Prior to her injury, the Vancouver, Wash., native was one of the top gymnasts in the country on the balance beam. She posted career-highs of 9.925 on that event and the uneven parallel bars during her junior season, and also had tallied a 39.400 in one meet in the all-around.
She even won the uneven parallel bars title for the Thunderbirds at the 2012 Western Athletic Conference championships, and individually competed at the 2012 NCAA Regionals on the balance beam.
However, the injury ended her 2013 campaign before she had a chance to build off it.
Click said the hardest part of the recovery process has been getting back to where she used to be. She added the practices have been exhausting but rewarding.
“Gymnastics has just been really hard for me and it’s really difficult for me to say that because it usually comes easy,” Click said. “It’s been really hard trying to feel confident in my skills again.”

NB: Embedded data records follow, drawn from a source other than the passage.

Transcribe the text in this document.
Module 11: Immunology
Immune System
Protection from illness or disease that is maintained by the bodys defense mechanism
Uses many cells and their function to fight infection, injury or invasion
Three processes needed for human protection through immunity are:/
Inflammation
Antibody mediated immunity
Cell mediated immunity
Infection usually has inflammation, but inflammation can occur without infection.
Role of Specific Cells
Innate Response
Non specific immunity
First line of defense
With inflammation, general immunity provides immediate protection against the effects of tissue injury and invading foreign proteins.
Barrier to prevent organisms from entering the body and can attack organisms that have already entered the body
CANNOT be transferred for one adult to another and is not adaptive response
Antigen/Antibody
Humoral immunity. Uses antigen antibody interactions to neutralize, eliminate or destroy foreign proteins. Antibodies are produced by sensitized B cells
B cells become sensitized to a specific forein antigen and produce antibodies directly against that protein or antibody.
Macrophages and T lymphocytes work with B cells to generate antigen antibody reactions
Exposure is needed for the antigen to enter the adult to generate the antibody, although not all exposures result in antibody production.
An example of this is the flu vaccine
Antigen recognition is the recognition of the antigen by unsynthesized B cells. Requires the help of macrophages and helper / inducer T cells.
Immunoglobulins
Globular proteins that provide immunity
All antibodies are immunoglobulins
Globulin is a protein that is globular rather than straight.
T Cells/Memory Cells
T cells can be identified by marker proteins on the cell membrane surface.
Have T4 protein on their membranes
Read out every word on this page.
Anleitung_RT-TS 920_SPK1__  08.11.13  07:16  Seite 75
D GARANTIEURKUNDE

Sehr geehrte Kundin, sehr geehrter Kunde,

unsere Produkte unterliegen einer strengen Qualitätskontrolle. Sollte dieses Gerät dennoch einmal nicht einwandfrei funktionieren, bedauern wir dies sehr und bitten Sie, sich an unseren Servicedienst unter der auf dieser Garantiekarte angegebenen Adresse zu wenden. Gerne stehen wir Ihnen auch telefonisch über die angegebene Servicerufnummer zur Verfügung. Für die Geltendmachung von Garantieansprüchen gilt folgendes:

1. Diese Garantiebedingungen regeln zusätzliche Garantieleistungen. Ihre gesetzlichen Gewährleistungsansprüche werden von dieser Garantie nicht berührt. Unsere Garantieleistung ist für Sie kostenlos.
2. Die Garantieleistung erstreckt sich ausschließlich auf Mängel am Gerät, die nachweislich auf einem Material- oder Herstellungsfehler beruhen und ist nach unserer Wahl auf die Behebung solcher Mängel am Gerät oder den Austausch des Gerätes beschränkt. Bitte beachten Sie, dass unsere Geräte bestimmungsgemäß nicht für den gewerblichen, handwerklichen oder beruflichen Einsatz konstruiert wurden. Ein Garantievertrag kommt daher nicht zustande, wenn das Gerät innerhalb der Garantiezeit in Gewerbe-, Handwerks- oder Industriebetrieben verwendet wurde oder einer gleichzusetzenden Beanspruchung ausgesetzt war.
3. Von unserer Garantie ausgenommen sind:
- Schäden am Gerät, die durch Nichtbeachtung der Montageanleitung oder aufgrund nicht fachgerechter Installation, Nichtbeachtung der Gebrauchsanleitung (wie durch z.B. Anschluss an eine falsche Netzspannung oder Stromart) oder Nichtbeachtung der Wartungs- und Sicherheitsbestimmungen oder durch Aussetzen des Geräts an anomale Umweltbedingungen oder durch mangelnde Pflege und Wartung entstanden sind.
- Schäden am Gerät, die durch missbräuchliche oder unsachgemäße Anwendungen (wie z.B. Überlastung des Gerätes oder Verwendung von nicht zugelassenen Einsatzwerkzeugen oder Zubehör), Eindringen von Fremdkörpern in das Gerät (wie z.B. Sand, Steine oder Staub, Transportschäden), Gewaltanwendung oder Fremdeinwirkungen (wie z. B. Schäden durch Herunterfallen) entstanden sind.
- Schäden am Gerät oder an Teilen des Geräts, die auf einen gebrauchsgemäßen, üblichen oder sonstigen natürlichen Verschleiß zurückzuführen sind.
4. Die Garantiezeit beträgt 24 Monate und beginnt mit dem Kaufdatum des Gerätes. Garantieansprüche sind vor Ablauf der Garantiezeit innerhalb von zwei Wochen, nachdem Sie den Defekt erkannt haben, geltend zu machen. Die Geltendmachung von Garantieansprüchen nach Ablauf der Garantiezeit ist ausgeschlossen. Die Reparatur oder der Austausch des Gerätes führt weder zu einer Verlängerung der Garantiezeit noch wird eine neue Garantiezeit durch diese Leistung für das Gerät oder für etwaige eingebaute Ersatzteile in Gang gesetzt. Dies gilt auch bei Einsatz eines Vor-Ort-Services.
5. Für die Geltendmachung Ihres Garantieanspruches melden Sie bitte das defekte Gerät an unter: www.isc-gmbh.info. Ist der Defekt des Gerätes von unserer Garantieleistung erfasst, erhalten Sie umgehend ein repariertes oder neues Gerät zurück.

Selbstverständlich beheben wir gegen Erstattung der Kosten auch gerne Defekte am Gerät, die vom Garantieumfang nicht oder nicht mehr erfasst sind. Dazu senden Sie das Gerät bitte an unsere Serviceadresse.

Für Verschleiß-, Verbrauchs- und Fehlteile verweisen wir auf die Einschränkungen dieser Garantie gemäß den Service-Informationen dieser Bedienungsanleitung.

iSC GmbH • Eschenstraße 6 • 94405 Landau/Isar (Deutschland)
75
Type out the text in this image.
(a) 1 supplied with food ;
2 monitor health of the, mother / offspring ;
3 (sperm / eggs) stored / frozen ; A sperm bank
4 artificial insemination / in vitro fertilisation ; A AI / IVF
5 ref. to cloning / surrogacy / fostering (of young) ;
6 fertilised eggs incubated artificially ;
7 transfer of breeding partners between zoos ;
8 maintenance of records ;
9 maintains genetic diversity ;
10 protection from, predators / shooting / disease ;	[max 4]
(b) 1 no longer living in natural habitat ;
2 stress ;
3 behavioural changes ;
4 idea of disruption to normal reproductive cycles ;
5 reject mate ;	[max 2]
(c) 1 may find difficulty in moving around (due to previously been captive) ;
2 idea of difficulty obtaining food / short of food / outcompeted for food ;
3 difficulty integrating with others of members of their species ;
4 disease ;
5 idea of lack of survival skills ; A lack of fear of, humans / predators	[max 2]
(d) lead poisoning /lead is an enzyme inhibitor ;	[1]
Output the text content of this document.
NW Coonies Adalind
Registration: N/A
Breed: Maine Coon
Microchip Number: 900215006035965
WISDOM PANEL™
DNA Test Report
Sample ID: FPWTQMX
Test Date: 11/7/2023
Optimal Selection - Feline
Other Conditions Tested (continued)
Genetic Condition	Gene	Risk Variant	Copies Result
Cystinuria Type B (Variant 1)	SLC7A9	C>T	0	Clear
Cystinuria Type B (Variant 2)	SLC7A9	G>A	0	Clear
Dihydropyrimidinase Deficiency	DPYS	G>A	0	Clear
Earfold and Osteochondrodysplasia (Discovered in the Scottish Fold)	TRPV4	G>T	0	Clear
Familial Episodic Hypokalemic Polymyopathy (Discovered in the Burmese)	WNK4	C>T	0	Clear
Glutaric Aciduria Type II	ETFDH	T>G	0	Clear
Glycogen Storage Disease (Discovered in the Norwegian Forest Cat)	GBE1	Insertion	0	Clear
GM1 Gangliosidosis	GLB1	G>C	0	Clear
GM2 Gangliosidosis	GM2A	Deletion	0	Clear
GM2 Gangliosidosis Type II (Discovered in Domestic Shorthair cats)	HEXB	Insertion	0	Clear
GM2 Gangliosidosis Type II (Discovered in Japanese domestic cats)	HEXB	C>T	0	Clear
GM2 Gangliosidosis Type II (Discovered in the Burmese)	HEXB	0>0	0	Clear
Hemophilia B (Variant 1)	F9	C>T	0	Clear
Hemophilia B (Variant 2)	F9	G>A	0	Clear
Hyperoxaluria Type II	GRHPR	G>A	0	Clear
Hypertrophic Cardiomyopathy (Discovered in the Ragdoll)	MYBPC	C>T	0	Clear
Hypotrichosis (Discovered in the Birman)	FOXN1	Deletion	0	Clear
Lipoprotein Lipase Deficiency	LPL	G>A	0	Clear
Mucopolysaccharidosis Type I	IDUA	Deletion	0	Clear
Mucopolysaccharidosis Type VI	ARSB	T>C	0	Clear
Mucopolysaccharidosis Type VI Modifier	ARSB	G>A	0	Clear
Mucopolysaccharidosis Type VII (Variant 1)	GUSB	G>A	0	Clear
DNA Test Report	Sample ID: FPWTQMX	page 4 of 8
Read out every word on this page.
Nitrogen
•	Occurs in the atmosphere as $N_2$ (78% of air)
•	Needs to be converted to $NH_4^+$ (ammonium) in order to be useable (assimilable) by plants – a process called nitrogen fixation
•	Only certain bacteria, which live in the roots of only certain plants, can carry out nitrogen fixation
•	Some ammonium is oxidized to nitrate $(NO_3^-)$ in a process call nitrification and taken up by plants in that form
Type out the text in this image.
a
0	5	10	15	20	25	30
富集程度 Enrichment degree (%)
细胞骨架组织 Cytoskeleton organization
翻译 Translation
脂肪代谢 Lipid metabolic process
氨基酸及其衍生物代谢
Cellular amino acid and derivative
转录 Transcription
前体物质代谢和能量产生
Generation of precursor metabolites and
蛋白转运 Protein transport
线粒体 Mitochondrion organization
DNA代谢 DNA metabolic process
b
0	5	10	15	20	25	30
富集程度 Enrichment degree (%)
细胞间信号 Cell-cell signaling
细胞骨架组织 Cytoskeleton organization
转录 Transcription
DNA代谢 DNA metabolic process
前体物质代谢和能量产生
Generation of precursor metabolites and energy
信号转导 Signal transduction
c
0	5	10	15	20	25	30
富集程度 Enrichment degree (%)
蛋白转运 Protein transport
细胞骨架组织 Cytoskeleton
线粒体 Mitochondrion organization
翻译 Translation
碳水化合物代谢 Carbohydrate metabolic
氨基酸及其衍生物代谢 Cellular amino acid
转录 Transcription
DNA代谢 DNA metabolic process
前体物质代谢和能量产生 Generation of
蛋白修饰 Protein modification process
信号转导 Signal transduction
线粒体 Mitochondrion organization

Overall, she said, it took about 11 months to feel closer to herself in gymnastics again. Now the senior is hoping that 2014 will be the storybook ending she originally thought 2013 would be.
“I have to remember I’m coming back from an injury and not get down on myself,” she said. “It’s just harder. That’s been really stressful knowing I can do a lot better, but (as one of my coaches) reminded me, it’s hard to do this, but this is why I’m coming back.”
Though Click didn’t expect to be competing this season, she said it ultimately ended up working out for the team, where she is the lone senior.
SUU gymnastics is in a new stage with a brand new conference, consisting of No. 18 Denver, No. 23 Boise State, BYU and Utah State, in addition to the Thunderbirds.
Click said she hopes her return will benefit the relatively young SUU team, which consists of 13 underclassmen and just five other upperclassmen.
“Everything kind of happens for a reason,” she said. “The fact that if I would have been fine last year, there wouldn’t have been any seniors (on the team) this year. So I think the team is stronger because I’m here to help lead.”